Dietary salt intake promotes intrinsic changes in compliance and resistance vessels; the effects are intensified by congenital and acquired sodium retentive states. The simplest and perhaps ideal approach would be to limit salt in the diet of the population as a whole.46 Absent this generalized approach, the observations support the need to identify individuals with salt sensitivity and the associated underlying risk factors and determine if lifelong reduction in salt intake improves cardiovascular mortality in this population.

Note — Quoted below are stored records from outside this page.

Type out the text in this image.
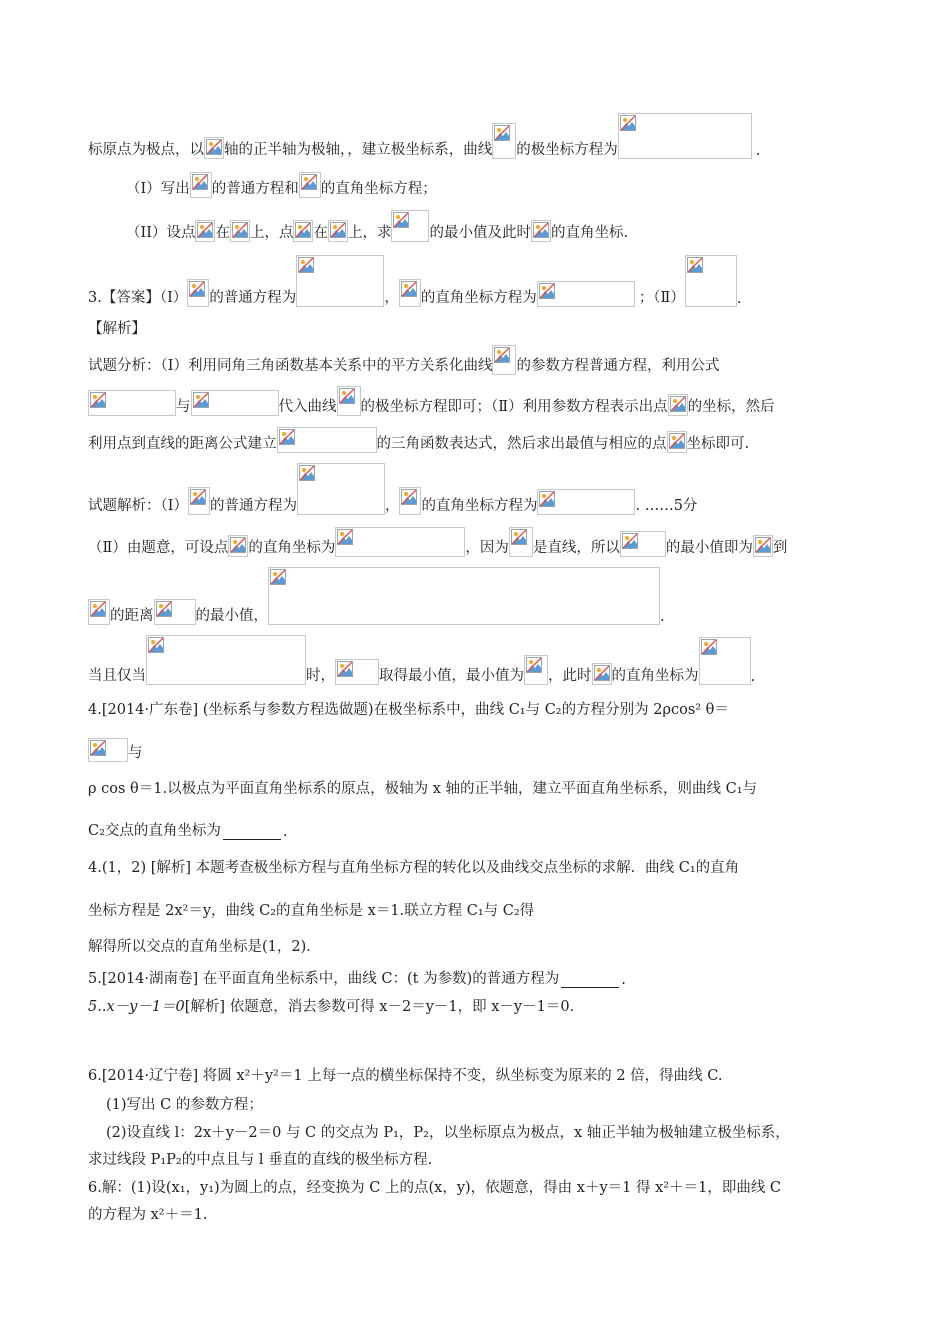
标原点为极点，以 轴的正半轴为极轴，，建立极坐标系，曲线 的极坐标方程为	.
（I）写出 的普通方程和 的直角坐标方程；
（II）设点 在 上，点 在 上，求	的最小值及此时 的直角坐标.
3.【答案】（Ⅰ） 的普通方程为	， 的直角坐标方程为	；（Ⅱ）	.
【解析】
试题分析：（Ⅰ）利用同角三角函数基本关系中的平方关系化曲线 的参数方程普通方程，利用公式
与	代入曲线 的极坐标方程即可；（Ⅱ）利用参数方程表示出点 的坐标，然后
利用点到直线的距离公式建立	的三角函数表达式，然后求出最值与相应的点 坐标即可.
试题解析：（Ⅰ） 的普通方程为	， 的直角坐标方程为	. ……5分
（Ⅱ）由题意，可设点 的直角坐标为	，因为 是直线，所以	的最小值即为 到
的距离	的最小值，	.
当且仅当	时，	取得最小值，最小值为 ，此时 的直角坐标为	.
4.[2014·广东卷] (坐标系与参数方程选做题)在极坐标系中，曲线 C₁与 C₂的方程分别为 2ρcos² θ＝
与
ρ cos θ＝1.以极点为平面直角坐标系的原点，极轴为 x 轴的正半轴，建立平面直角坐标系，则曲线 C₁与
C₂交点的直角坐标为	.
4.(1，2) [解析] 本题考查极坐标方程与直角坐标方程的转化以及曲线交点坐标的求解．曲线 C₁的直角
坐标方程是 2x²＝y，曲线 C₂的直角坐标是 x＝1.联立方程 C₁与 C₂得
解得所以交点的直角坐标是(1，2)．
5.[2014·湖南卷] 在平面直角坐标系中，曲线 C：(t 为参数)的普通方程为	.
5..x－y－1＝0 [解析] 依题意，消去参数可得 x－2＝y－1，即 x－y－1＝0.
6.[2014·辽宁卷] 将圆 x²＋y²＝1 上每一点的横坐标保持不变，纵坐标变为原来的 2 倍，得曲线 C.
(1)写出 C 的参数方程；
(2)设直线 l：2x＋y－2＝0 与 C 的交点为 P₁，P₂，以坐标原点为极点，x 轴正半轴为极轴建立极坐标系，
求过线段 P₁P₂的中点且与 l 垂直的直线的极坐标方程.
6.解：(1)设(x₁，y₁)为圆上的点，经变换为 C 上的点(x，y)，依题意，得由 x＋y＝1 得 x²＋＝1，即曲线 C
的方程为 x²＋＝1.
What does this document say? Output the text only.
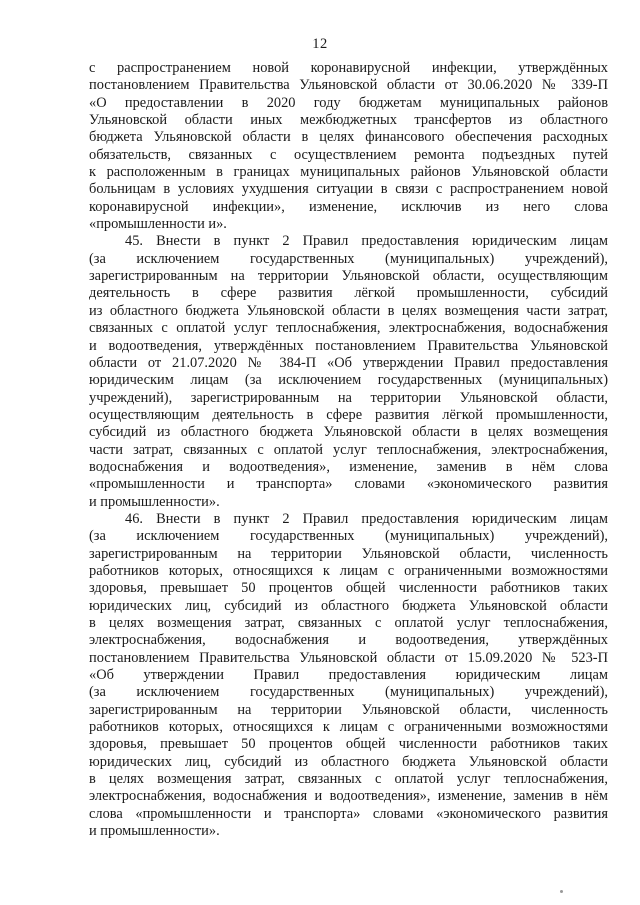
12
с распространением новой коронавирусной инфекции, утверждённых
постановлением Правительства Ульяновской области от 30.06.2020 № 339-П
«О предоставлении в 2020 году бюджетам муниципальных районов
Ульяновской области иных межбюджетных трансфертов из областного
бюджета Ульяновской области в целях финансового обеспечения расходных
обязательств, связанных с осуществлением ремонта подъездных путей
к расположенным в границах муниципальных районов Ульяновской области
больницам в условиях ухудшения ситуации в связи с распространением новой
коронавирусной инфекции», изменение, исключив из него слова
«промышленности и».
45. Внести в пункт 2 Правил предоставления юридическим лицам
(за исключением государственных (муниципальных) учреждений),
зарегистрированным на территории Ульяновской области, осуществляющим
деятельность в сфере развития лёгкой промышленности, субсидий
из областного бюджета Ульяновской области в целях возмещения части затрат,
связанных с оплатой услуг теплоснабжения, электроснабжения, водоснабжения
и водоотведения, утверждённых постановлением Правительства Ульяновской
области от 21.07.2020 № 384-П «Об утверждении Правил предоставления
юридическим лицам (за исключением государственных (муниципальных)
учреждений), зарегистрированным на территории Ульяновской области,
осуществляющим деятельность в сфере развития лёгкой промышленности,
субсидий из областного бюджета Ульяновской области в целях возмещения
части затрат, связанных с оплатой услуг теплоснабжения, электроснабжения,
водоснабжения и водоотведения», изменение, заменив в нём слова
«промышленности и транспорта» словами «экономического развития
и промышленности».
46. Внести в пункт 2 Правил предоставления юридическим лицам
(за исключением государственных (муниципальных) учреждений),
зарегистрированным на территории Ульяновской области, численность
работников которых, относящихся к лицам с ограниченными возможностями
здоровья, превышает 50 процентов общей численности работников таких
юридических лиц, субсидий из областного бюджета Ульяновской области
в целях возмещения затрат, связанных с оплатой услуг теплоснабжения,
электроснабжения, водоснабжения и водоотведения, утверждённых
постановлением Правительства Ульяновской области от 15.09.2020 № 523-П
«Об утверждении Правил предоставления юридическим лицам
(за исключением государственных (муниципальных) учреждений),
зарегистрированным на территории Ульяновской области, численность
работников которых, относящихся к лицам с ограниченными возможностями
здоровья, превышает 50 процентов общей численности работников таких
юридических лиц, субсидий из областного бюджета Ульяновской области
в целях возмещения затрат, связанных с оплатой услуг теплоснабжения,
электроснабжения, водоснабжения и водоотведения», изменение, заменив в нём
слова «промышленности и транспорта» словами «экономического развития
и промышленности».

While formal protocols define salt sensitivity, which occurs in about 40-50% of all patients with hypertension,4, 5 perhaps the initial focus should be on susceptible populations. Specifically, salt intake should be reduced in patients with defined monogenic forms of hypertension, with congenital and acquired reductions in renal mass and function, with drug-resistant hypertension, and those with ethnic susceptibility. Because the pathogenesis of salt-induced cardiovascular morbidity and mortality is complex, salt intake should be reduced in these susceptible populations even in the absence of hypertension, which alone is important but not necessarily a sufficient explanation for the excess cardiovascular morbidity and mortality induced by salt.

Acknowledgments

Sources of Funding Dr. Sanders is supported by grants from the National Institutes of Health (DK46199), a George M. O'Brien Kidney and Urological Research Centers Program (P30 DK079337), and the Medical Research Service of the Department of Veterans Affairs.